Pairwise comparisons showed ever use vs. never use of a substance was linked to greater psychiatric symptoms for all symptoms measures (cannabis with suicidal thoughts: difference, 22.87 [95% CI, 19.09 to 26.64] and 16.47 [95% CI, 12.15 to 20.79]; P < .001). As for high schoolers who use substances daily or near-daily use vs. ever use was linked with moderate increases in symptoms (alcohol with suicidal thoughts: difference, 30.34 [95% CI, 18.03 to 42.64] and 38.49 [95% CI, 25.65 to 51.33]; P < .001). In contrast, weekly or monthly use was not associated with an increase in symptoms (monthly alcohol with suicidal thoughts: difference, −2.40 [95% CI, −5.74 to 0.95; P = .19] and 7.02 [95% CI, 3.65 to 10.39; P < .001].
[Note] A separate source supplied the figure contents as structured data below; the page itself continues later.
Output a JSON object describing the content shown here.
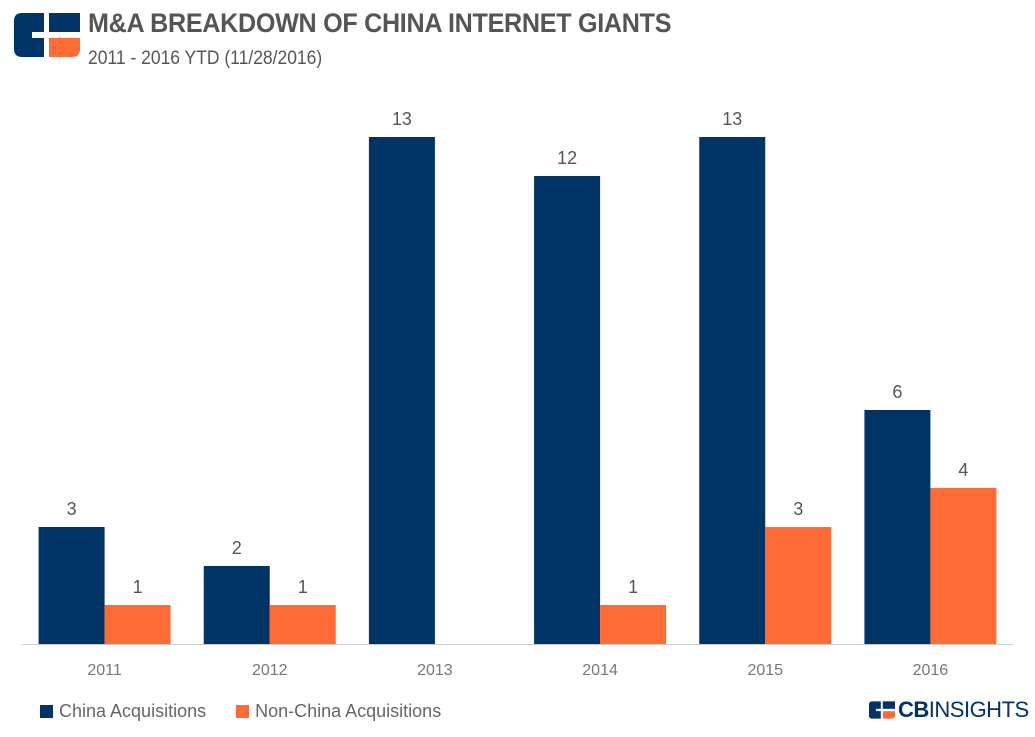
{
  "header": {
    "title": "M&A BREAKDOWN OF CHINA INTERNET GIANTS",
    "subtitle": "2011 - 2016 YTD (11/28/2016)"
  },
  "colors": {
    "china": "#003366",
    "non_china": "#ff6b35",
    "axis": "#cccccc",
    "label": "#555555",
    "tick": "#777777"
  },
  "chart_data": {
    "type": "bar",
    "title": "M&A BREAKDOWN OF CHINA INTERNET GIANTS",
    "subtitle": "2011 - 2016 YTD (11/28/2016)",
    "categories": [
      "2011",
      "2012",
      "2013",
      "2014",
      "2015",
      "2016"
    ],
    "series": [
      {
        "name": "China Acquisitions",
        "values": [
          3,
          2,
          13,
          12,
          13,
          6
        ]
      },
      {
        "name": "Non-China Acquisitions",
        "values": [
          1,
          1,
          0,
          1,
          3,
          4
        ]
      }
    ],
    "ylim": [
      0,
      13
    ],
    "grid": false,
    "xlabel": "",
    "ylabel": "",
    "legend_position": "bottom-left"
  },
  "legend": {
    "items": [
      {
        "label": "China Acquisitions",
        "color": "#003366"
      },
      {
        "label": "Non-China Acquisitions",
        "color": "#ff6b35"
      }
    ]
  },
  "brand": {
    "name_bold": "CB",
    "name_rest": "INSIGHTS",
    "logo_icon": "cb-insights-logo-icon"
  }
}
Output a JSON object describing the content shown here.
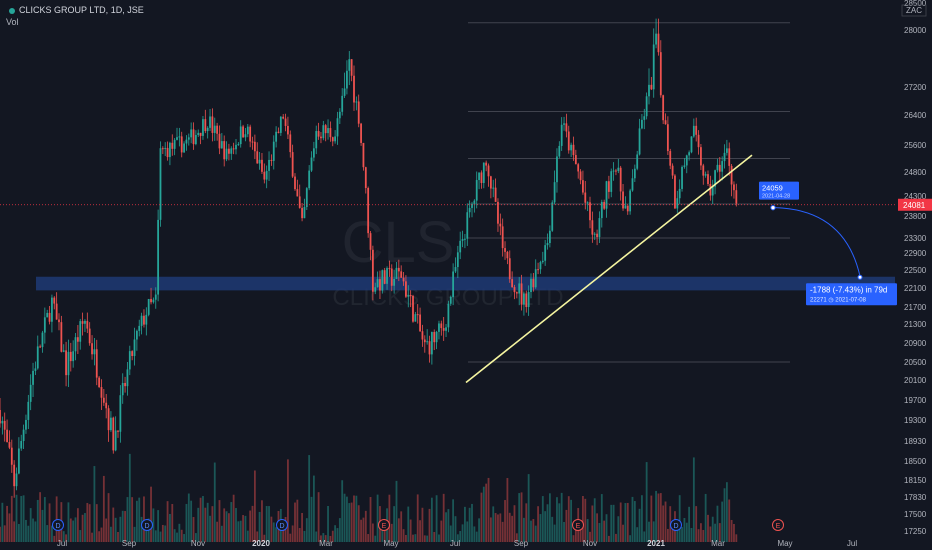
{
  "header": {
    "symbol": "CLICKS GROUP LTD, 1D, JSE",
    "volume_label": "Vol",
    "status_color": "#26a69a"
  },
  "currency_box": "ZAC",
  "watermark": {
    "ticker": "CLS",
    "name": "CLICKS GROUP LTD"
  },
  "colors": {
    "background": "#131722",
    "up": "#26a69a",
    "down": "#ef5350",
    "zone": "#1e3a78",
    "trendline": "#f5f5a0",
    "fib": "#9598a1",
    "callout": "#2962ff",
    "last_price": "#f23645"
  },
  "chart_data": {
    "type": "candlestick",
    "title": "CLICKS GROUP LTD, 1D, JSE",
    "ylabel": "",
    "xlabel": "",
    "scale": "linear",
    "ylim": [
      17000,
      28600
    ],
    "grid": false,
    "y_ticks": [
      17250,
      17500,
      17830,
      18150,
      18500,
      18930,
      19300,
      19700,
      20100,
      20500,
      20900,
      21300,
      21700,
      22100,
      22500,
      22900,
      23300,
      23800,
      24300,
      24800,
      25600,
      26400,
      27200,
      28000,
      28500
    ],
    "x_ticks": [
      {
        "label": "Jul",
        "bold": false
      },
      {
        "label": "Sep",
        "bold": false
      },
      {
        "label": "Nov",
        "bold": false
      },
      {
        "label": "2020",
        "bold": true
      },
      {
        "label": "Mar",
        "bold": false
      },
      {
        "label": "May",
        "bold": false
      },
      {
        "label": "Jul",
        "bold": false
      },
      {
        "label": "Sep",
        "bold": false
      },
      {
        "label": "Nov",
        "bold": false
      },
      {
        "label": "2021",
        "bold": true
      },
      {
        "label": "Mar",
        "bold": false
      },
      {
        "label": "May",
        "bold": false
      },
      {
        "label": "Jul",
        "bold": false
      }
    ],
    "anchors": [
      {
        "t": 0,
        "p": 19500
      },
      {
        "t": 3,
        "p": 18100
      },
      {
        "t": 7,
        "p": 20300
      },
      {
        "t": 11,
        "p": 21800
      },
      {
        "t": 14,
        "p": 20400
      },
      {
        "t": 18,
        "p": 21400
      },
      {
        "t": 22,
        "p": 19800
      },
      {
        "t": 24,
        "p": 18900
      },
      {
        "t": 28,
        "p": 20700
      },
      {
        "t": 31,
        "p": 21600
      },
      {
        "t": 33,
        "p": 21800
      },
      {
        "t": 34,
        "p": 25400
      },
      {
        "t": 40,
        "p": 25700
      },
      {
        "t": 44,
        "p": 26300
      },
      {
        "t": 48,
        "p": 25300
      },
      {
        "t": 52,
        "p": 26100
      },
      {
        "t": 56,
        "p": 24600
      },
      {
        "t": 60,
        "p": 26400
      },
      {
        "t": 64,
        "p": 23500
      },
      {
        "t": 67,
        "p": 26000
      },
      {
        "t": 71,
        "p": 25900
      },
      {
        "t": 74,
        "p": 27600
      },
      {
        "t": 76,
        "p": 26400
      },
      {
        "t": 79,
        "p": 22200
      },
      {
        "t": 85,
        "p": 22400
      },
      {
        "t": 90,
        "p": 20800
      },
      {
        "t": 94,
        "p": 21200
      },
      {
        "t": 98,
        "p": 23300
      },
      {
        "t": 103,
        "p": 25200
      },
      {
        "t": 107,
        "p": 22700
      },
      {
        "t": 111,
        "p": 21800
      },
      {
        "t": 116,
        "p": 23200
      },
      {
        "t": 119,
        "p": 26200
      },
      {
        "t": 123,
        "p": 24600
      },
      {
        "t": 126,
        "p": 23200
      },
      {
        "t": 130,
        "p": 25100
      },
      {
        "t": 133,
        "p": 23800
      },
      {
        "t": 136,
        "p": 26200
      },
      {
        "t": 139,
        "p": 27900
      },
      {
        "t": 143,
        "p": 24200
      },
      {
        "t": 147,
        "p": 25900
      },
      {
        "t": 150,
        "p": 24300
      },
      {
        "t": 154,
        "p": 25400
      },
      {
        "t": 156,
        "p": 24100
      }
    ],
    "support_zone": [
      22050,
      22350
    ],
    "fib_levels": [
      20500,
      23300,
      24100,
      25200,
      26500,
      28100
    ],
    "trendline": {
      "start": 20050,
      "end": 25300
    },
    "last_price": "24081",
    "forecast": {
      "start_price": "24059",
      "start_date": "2021-04-28",
      "change": "-1788 (-7.43%) in 79d",
      "target_price": "22271",
      "target_date": "2021-07-08"
    },
    "events": [
      "D",
      "D",
      "D",
      "E",
      "D",
      "E",
      "E",
      "D",
      "E",
      "E"
    ]
  }
}
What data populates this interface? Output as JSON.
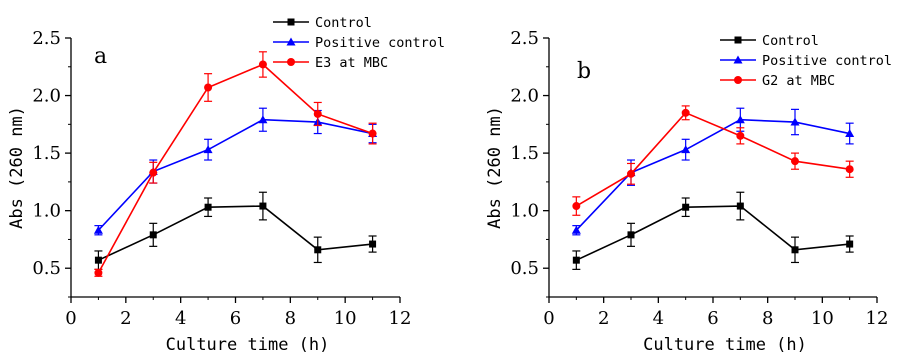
{
  "chart_data": [
    {
      "type": "line",
      "panel_label": "a",
      "xlabel": "Culture time (h)",
      "ylabel": "Abs (260 nm)",
      "xlim": [
        0,
        12
      ],
      "ylim": [
        0.25,
        2.5
      ],
      "xticks": [
        "0",
        "2",
        "4",
        "6",
        "8",
        "10",
        "12"
      ],
      "yticks": [
        "0.5",
        "1.0",
        "1.5",
        "2.0",
        "2.5"
      ],
      "legend_position": "top-right",
      "grid": false,
      "x": [
        1,
        3,
        5,
        7,
        9,
        11
      ],
      "series": [
        {
          "name": "Control",
          "color": "#000000",
          "marker": "square",
          "values": [
            0.57,
            0.79,
            1.03,
            1.04,
            0.66,
            0.71
          ],
          "errors": [
            0.08,
            0.1,
            0.08,
            0.12,
            0.11,
            0.07
          ]
        },
        {
          "name": "Positive control",
          "color": "#0000ff",
          "marker": "triangle",
          "values": [
            0.83,
            1.34,
            1.53,
            1.79,
            1.77,
            1.67
          ],
          "errors": [
            0.04,
            0.1,
            0.09,
            0.1,
            0.1,
            0.08
          ]
        },
        {
          "name": "E3 at MBC",
          "color": "#ff0000",
          "marker": "circle",
          "values": [
            0.46,
            1.33,
            2.07,
            2.27,
            1.84,
            1.67
          ],
          "errors": [
            0.03,
            0.09,
            0.12,
            0.11,
            0.1,
            0.09
          ]
        }
      ]
    },
    {
      "type": "line",
      "panel_label": "b",
      "xlabel": "Culture time (h)",
      "ylabel": "Abs (260 nm)",
      "xlim": [
        0,
        12
      ],
      "ylim": [
        0.25,
        2.5
      ],
      "xticks": [
        "0",
        "2",
        "4",
        "6",
        "8",
        "10",
        "12"
      ],
      "yticks": [
        "0.5",
        "1.0",
        "1.5",
        "2.0",
        "2.5"
      ],
      "legend_position": "top-right",
      "grid": false,
      "x": [
        1,
        3,
        5,
        7,
        9,
        11
      ],
      "series": [
        {
          "name": "Control",
          "color": "#000000",
          "marker": "square",
          "values": [
            0.57,
            0.79,
            1.03,
            1.04,
            0.66,
            0.71
          ],
          "errors": [
            0.08,
            0.1,
            0.08,
            0.12,
            0.11,
            0.07
          ]
        },
        {
          "name": "Positive control",
          "color": "#0000ff",
          "marker": "triangle",
          "values": [
            0.83,
            1.33,
            1.53,
            1.79,
            1.77,
            1.67
          ],
          "errors": [
            0.04,
            0.11,
            0.09,
            0.1,
            0.11,
            0.09
          ]
        },
        {
          "name": "G2 at MBC",
          "color": "#ff0000",
          "marker": "circle",
          "values": [
            1.04,
            1.32,
            1.85,
            1.65,
            1.43,
            1.36
          ],
          "errors": [
            0.08,
            0.09,
            0.06,
            0.07,
            0.07,
            0.07
          ]
        }
      ]
    }
  ]
}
A limitation the team highlighted was using a cross-sectional self-report, making it impossible to show the directionality between substance use and psychiatric symptoms. To make this type of conclusion, a longitudinal study is required.

“Our study’s results highlight the prevalence of psychiatric co-morbidities among young people who use substances, and they lend strong support for the notion that screening, prevention, intervention and policy efforts need to comprehensively address targets beyond substance use alone,” Tervo-Clemmens said in a press release. “Also, these efforts may not need to necessarily be specific to a given substance, but rather reflect the multifaceted mental health needs of all adolescents who use substances.”


  1. Tervo, Clemmens, B, Gilman, J, Evins, A, et al. and Psychiatric ComorbiditiesAmong High School Students. JAMA Pediatrics. 2024. doi:10.1001/jamapediatrics.2023.6263.
  2. Substance Use and Co-Occurring Mental Disorders. National Institute of Mental Health. Accessed January 26, 2024.